I believe in extra-terrestrial life.
I kind of think that the likelihood of it just makes sense. Evolutionists claim that life came into being as a result of a high-energy reducing atmosphere and evolved from there. The basic building blocks are out these elsewhere. Now, certainly, scientists admit that having the appropriate conditions for life to evolve would not guarantee that it would evolve. Still, the universe is big. As Douglas Adams notes, it "is big. Really big. You just won't believe how vastly, hugely, mindbogglingly big it is." So, it stands to reason that somewhere else, life evolved, if it evolved here.
But I know that many of my readers don't believe that life did evolve here. That's fine. I've read enough creationist writing to be rather unconvinced myself.
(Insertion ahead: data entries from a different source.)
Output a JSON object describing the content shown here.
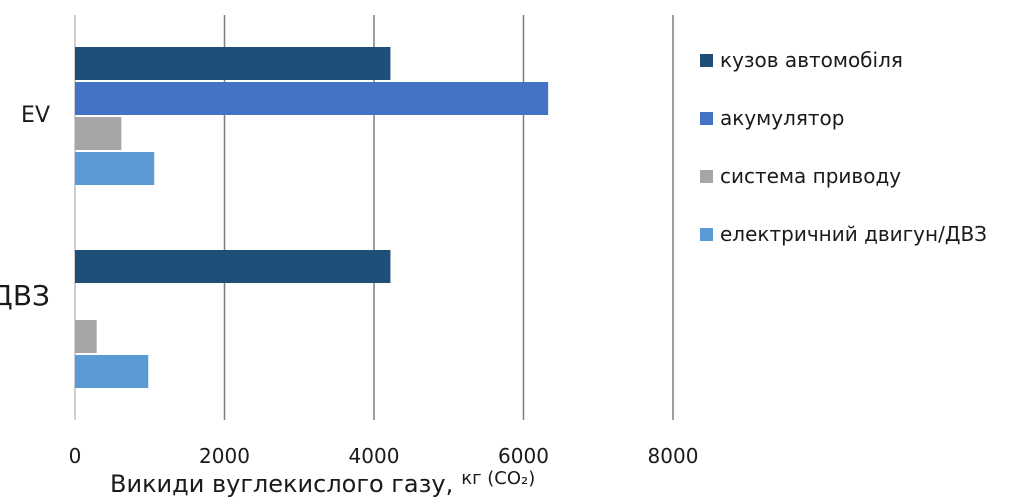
{
  "chart_data": {
    "type": "bar",
    "orientation": "horizontal",
    "categories": [
      "EV",
      "ДВЗ"
    ],
    "series": [
      {
        "name": "кузов автомобіля",
        "color": "#1f4e79",
        "values": [
          4220,
          4220
        ]
      },
      {
        "name": "акумулятор",
        "color": "#4472c4",
        "values": [
          6330,
          0
        ]
      },
      {
        "name": "система приводу",
        "color": "#a6a6a6",
        "values": [
          620,
          290
        ]
      },
      {
        "name": "електричний двигун/ДВЗ",
        "color": "#5b9bd5",
        "values": [
          1060,
          980
        ]
      }
    ],
    "xlim": [
      0,
      8000
    ],
    "xticks": [
      0,
      2000,
      4000,
      6000,
      8000
    ],
    "xtick_labels": [
      "0",
      "2000",
      "4000",
      "6000",
      "8000"
    ],
    "xlabel": "Викиди вуглекислого газу",
    "xlabel_separator": ",",
    "xlabel_unit": "кг (CO₂)",
    "grid": "vertical",
    "legend_position": "right"
  }
}
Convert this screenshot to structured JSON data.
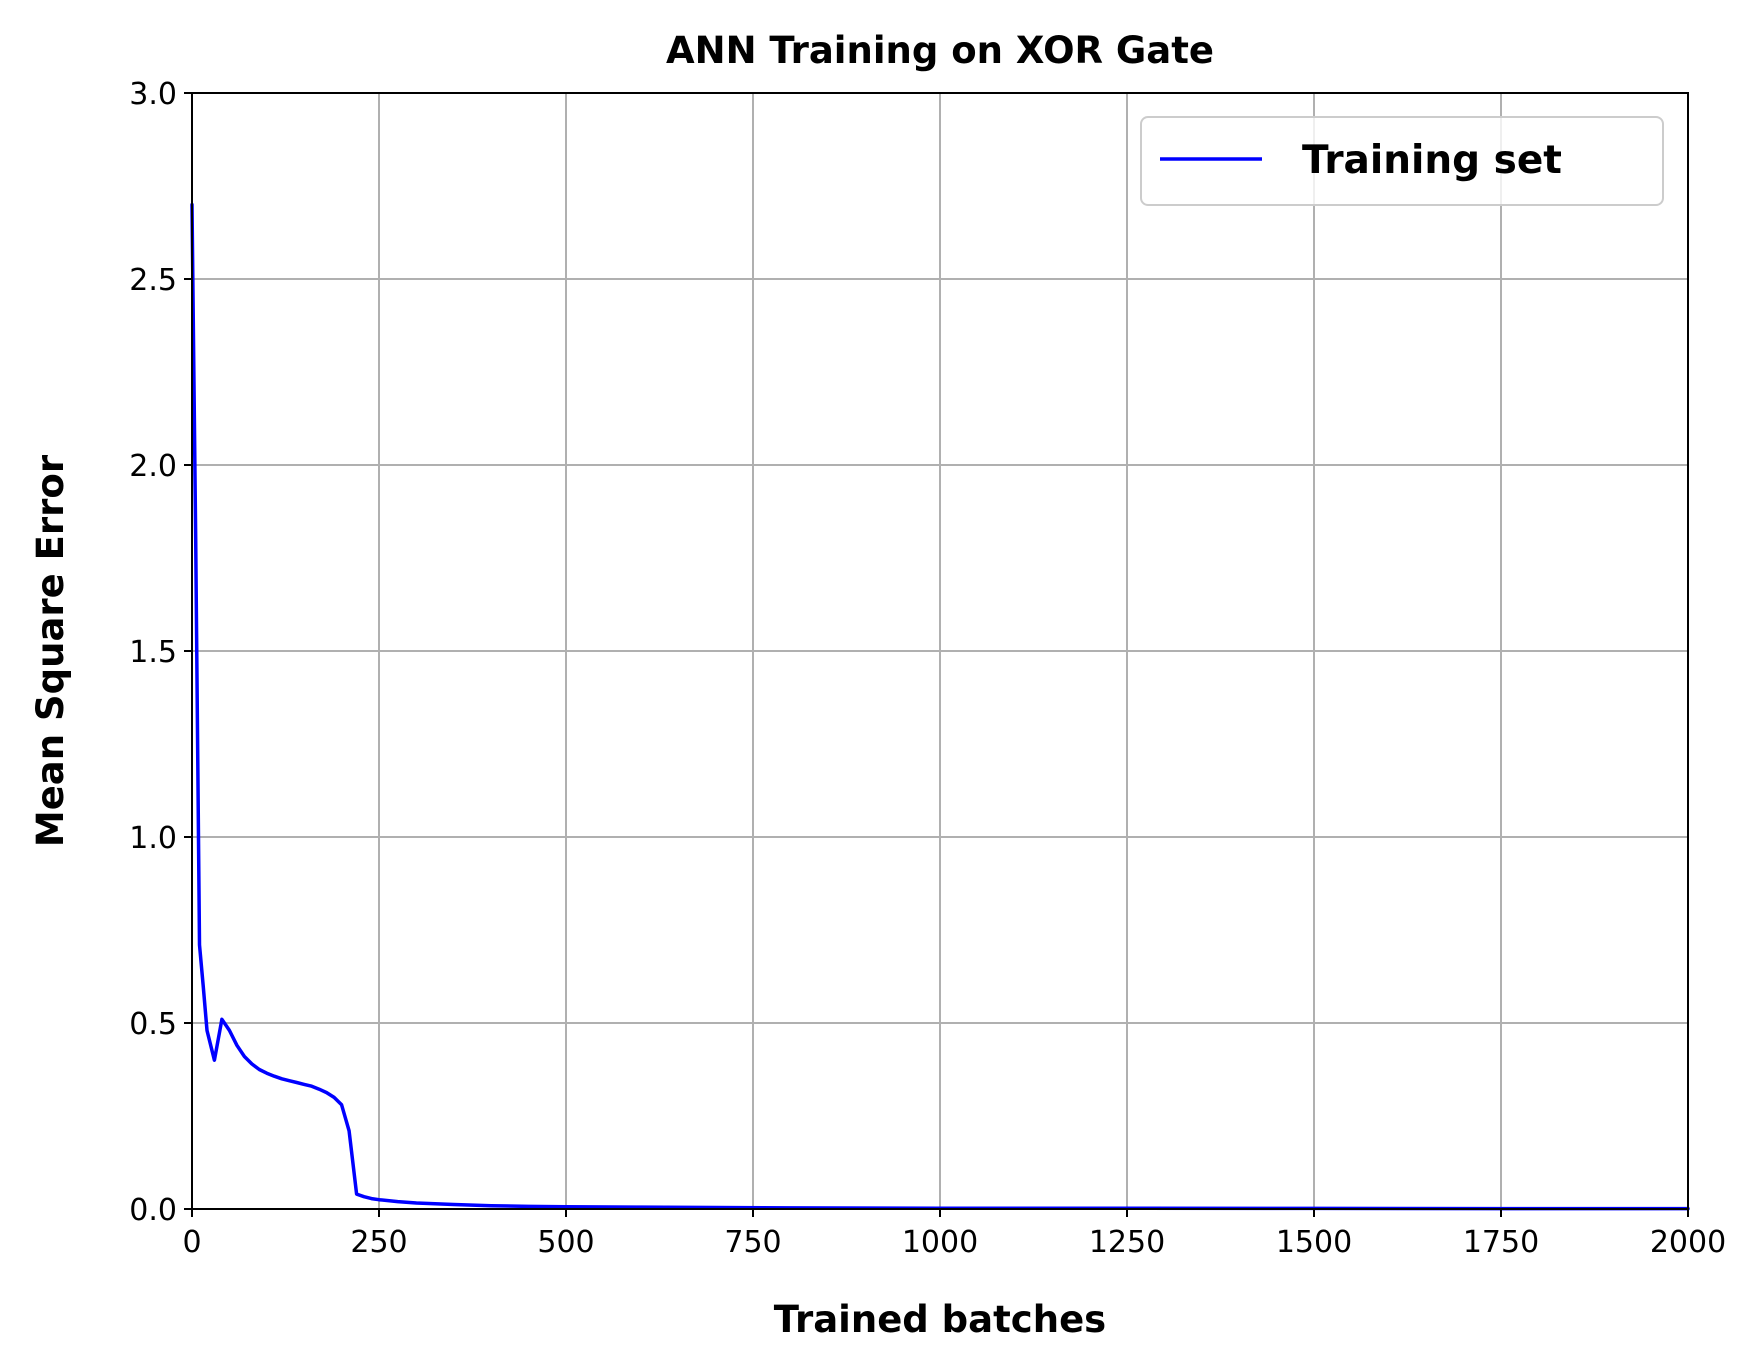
{
  "chart_data": {
    "type": "line",
    "title": "ANN Training on XOR Gate",
    "xlabel": "Trained batches",
    "ylabel": "Mean Square Error",
    "xlim": [
      0,
      2000
    ],
    "ylim": [
      0,
      3.0
    ],
    "xticks": [
      0,
      250,
      500,
      750,
      1000,
      1250,
      1500,
      1750,
      2000
    ],
    "xtick_labels": [
      "0",
      "250",
      "500",
      "750",
      "1000",
      "1250",
      "1500",
      "1750",
      "2000"
    ],
    "yticks": [
      0,
      0.5,
      1.0,
      1.5,
      2.0,
      2.5,
      3.0
    ],
    "ytick_labels": [
      "0.0",
      "0.5",
      "1.0",
      "1.5",
      "2.0",
      "2.5",
      "3.0"
    ],
    "grid": true,
    "legend": {
      "placement": "upper-right"
    },
    "series": [
      {
        "name": "Training set",
        "color": "#0000ff",
        "x": [
          0,
          5,
          10,
          15,
          20,
          30,
          40,
          50,
          60,
          70,
          80,
          90,
          100,
          110,
          120,
          130,
          140,
          150,
          160,
          170,
          180,
          190,
          200,
          210,
          220,
          230,
          240,
          250,
          275,
          300,
          350,
          400,
          450,
          500,
          600,
          700,
          800,
          1000,
          1250,
          1500,
          1750,
          2000
        ],
        "y": [
          2.7,
          1.8,
          0.71,
          0.6,
          0.48,
          0.4,
          0.51,
          0.48,
          0.44,
          0.41,
          0.39,
          0.375,
          0.365,
          0.357,
          0.35,
          0.345,
          0.34,
          0.335,
          0.33,
          0.322,
          0.313,
          0.3,
          0.28,
          0.21,
          0.04,
          0.033,
          0.028,
          0.025,
          0.02,
          0.016,
          0.012,
          0.009,
          0.007,
          0.006,
          0.005,
          0.004,
          0.003,
          0.002,
          0.002,
          0.0015,
          0.001,
          0.001
        ]
      }
    ]
  }
}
There are a couple different "intelligent design" theories as to how life came into being. The Abrahamic religions talk about a particular time when, to quote a Hebrew source "God created the Heavens and the Earth." Then God created life on the earth, but not just on the earth. Oh no, he also filled Heaven with all kinds of weird creatures we learn about later. So, God filled earth and heaven with funky animals and then created a whole universe he just left unpopulated? None of the sacred texts of these religions make those claims and it doesn't seem in character for the guy who put life everywhere else.
Then there's Hindu/Buddhist belief that the universe is really just a dream. For Buddhists its a collective dream. For Hindus it's the dream of a particular god, Brahma. In this case, there would be extraterrestrial life because, well who dreams about nothing going on? Dreams are dreams about life.
Then there's one of my favorite "intelligent design" theories, that we were put here by aliens. I like this one not because I subscribe to it, but because so many people who laugh at the notion of divinity and mock believers in the supernatural are totally on board with this. Anyway, if one subscribes to this belief, there obviously are aliens.
But I don't think we'll ever meet them.
A NASA scientist just proposed a theoretical model for a Star Trek like Warp Drive. Apparently, the thing could allow travel at up to 10 times the speed of light relative to our space-time, without violating the laws of physics. That's a pretty sweet story to geeks like me. That puts space flight to a place like Alpha Centauri only about 6 months from take-off. That's a whole other solar system. Still, it is a star quite different from our Sun and unless life is really pretty ubiquitous, it's doubtful we'd find life there.
The closest star that is like our sun that scientists have discovered is called 18 Scorpii. It is about 45 light years away. So, if we could get this machine going, it would take us 4 years there and 4 years back to find out that most of the planets there are like most of the planets here: lifeless. And while there are probably billions of potential planets in the universe, the universe is big. Just our galaxy, with all the stars that you see at night, is 100,000 light years across. Moving the decimal one place to the right isn't going to make much of a difference when we're talking about those distances. So the chances of two planets which both have life ever finding each other are pretty slim.
That's just something I thought about today.